My point is that transmitting whatever you want doesn't mean the devices around you will "blow up", devices also have controls on how they receive radio transmissions.
A malicious transmitter could likely jam signals, but this is already illegal and that comment said "If they break the law, that's another question"
Your hypothetical doesn't make sense. People can already hack around with radios and transmit whatever they want, doing so doesn't result in devices around them blowing up or hurting people.
Malicious transmitters are illegal. There is liability for the person operating the malicious transmitter along with the sale, marketing, and manufacturing of the transmitter.

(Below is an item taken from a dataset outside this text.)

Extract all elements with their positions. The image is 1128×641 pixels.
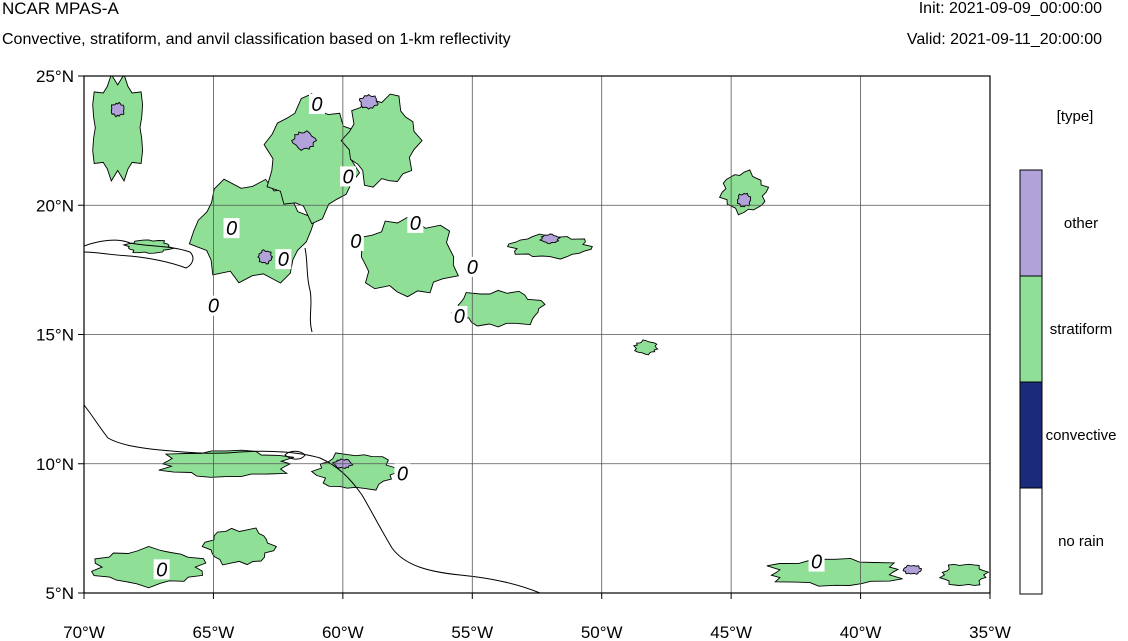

If the maker of a phone allowed a user to break the law by having the phone become a malicious transmitter and the phone maker didn't try everything in their capacity to prevent it, they'd be in trouble too.
Yes, you can hack your own. You can get a CB radio and boost its power by replacing parts of it. That's on you. If you were able to get a phone from a company that knowingly allowed you to install some software or do this "one silly trick" that allowed the phone to broadcast at 10x the power, you'd be in trouble - but so would the company that made the phone.
Sure, but we already have consumer devices with root access that have radio transmitters. Is this a common problem with laptops? Why would it be a larger problem with smartphones?
The amount of integration between the system and the wifi modem, the frequencies that it can broadcast on, and the regulations for that part of the spectrum.
You'd be quite challenged to make your wifi modem connect to an access point a few miles away. Phones do it all the time. A phone may be broadcasting with as low as a milliwatt when near a transmitter to a few watts when further away ( https://en.wikipedia.org/wiki/Wireless_device_radiation_and_... ). Wifi has a much smaller range of acceptable broadcast power available (and at the most powerful end of acceptable is less than a phone).
A malicious transmitter could likely jam signals, but this is already illegal and that comment said "If they break the law, that's another question"
Your hypothetical doesn't make sense. People can already hack around with radios and transmit whatever they want, doing so doesn't result in devices around them blowing up or hurting people.